Iceland’s Minister of Foreign Affairs Mr Gudlaugur Thór Thórdarson, visited the NATO CCDCOE and met with Director Colonel Jaak Tarien for a briefing and candid discussions on the future of cyber defence.
„There is much more to cyber than technology,“ said Col Tarien. “Small states see clearly the benefit of cooperation in cyber defence.”
“Visiting NATO Centre of Excellence for Cyber Defence has been one of the highlights of my stay in Tallinn. The excellent work done here is truly impressive,” said Mr Gudlaugur Thór Thórdarson. “Estonia is the leader on cyber security and as such the country is a prime example of how smaller countries can specialize in certain areas making considerable contribution to our security.”
During his visit, the Foreign Minister also met with his counterpart Mr Urmas Reinsalu, Minister of Foreign Trade and Information Technology Mr Kaimar Karu, and Permanent Secretary of the Ministry of Defence Mr Kristjan Prikk.

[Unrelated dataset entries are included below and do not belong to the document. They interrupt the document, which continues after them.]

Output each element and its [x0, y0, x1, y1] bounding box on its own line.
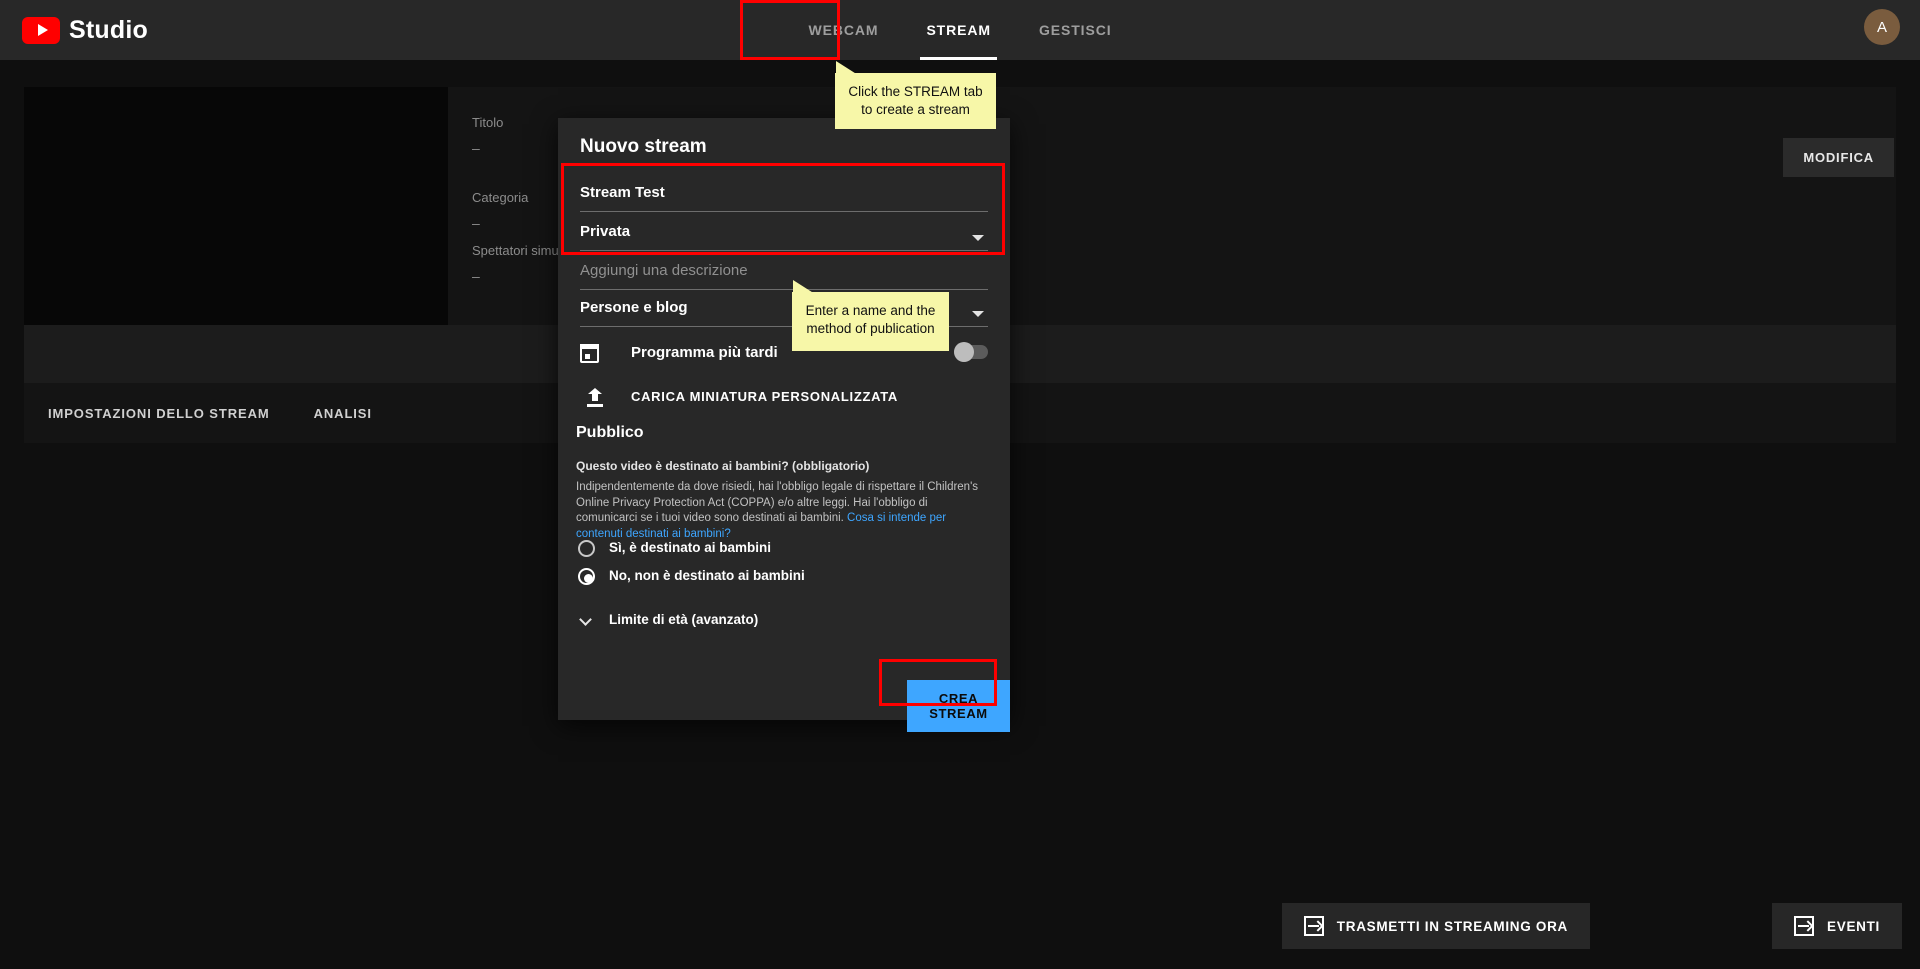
- dialog-title: Nuovo stream: [580, 136, 707, 158]
- stream-title-input[interactable]: Stream Test: [580, 184, 988, 212]
- events-label: EVENTI: [1827, 919, 1880, 934]
- avatar-initial: A: [1877, 19, 1887, 36]
- subtab-analytics[interactable]: ANALISI: [292, 383, 394, 443]
- tab-stream-label: STREAM: [926, 22, 991, 38]
- radio-icon: [578, 540, 595, 557]
- new-stream-dialog: Nuovo stream Stream Test Privata Aggiung…: [558, 118, 1010, 720]
- coppa-description: Indipendentemente da dove risiedi, hai l…: [576, 480, 980, 542]
- avatar[interactable]: A: [1864, 9, 1900, 45]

The NATO Cooperative Cyber Defence Centre of Excellence (NATO CCDCOE) is a NATO-accredited knowledge hub, think-tank and training facility. The international military organisation focuses on interdisciplinary applied research and development, as well as consultations, trainings and exercises in the field of cyber security.
The heart of the Centre is a diverse group of international experts from 25 nations, including legal scholars, policy and strategy experts as well as technology researchers with military, government and industry backgrounds.
The Centre is staffed and financed by its member nations – Austria, Belgium, Bulgaria, the Czech Republic, Denmark, Estonia, Finland, France, Germany, Greece, Hungary, Italy, Latvia, Lithuania, the Netherlands, Norway, Poland, Portugal, Romania, Slovakia, Spain, Sweden, Turkey, the United Kingdom and the United States. Australia, Luxembourg, Canada, Japan, Ireland, Montenegro, Slovenia, Switzerland and South Korea are also on the path of joining the Centre.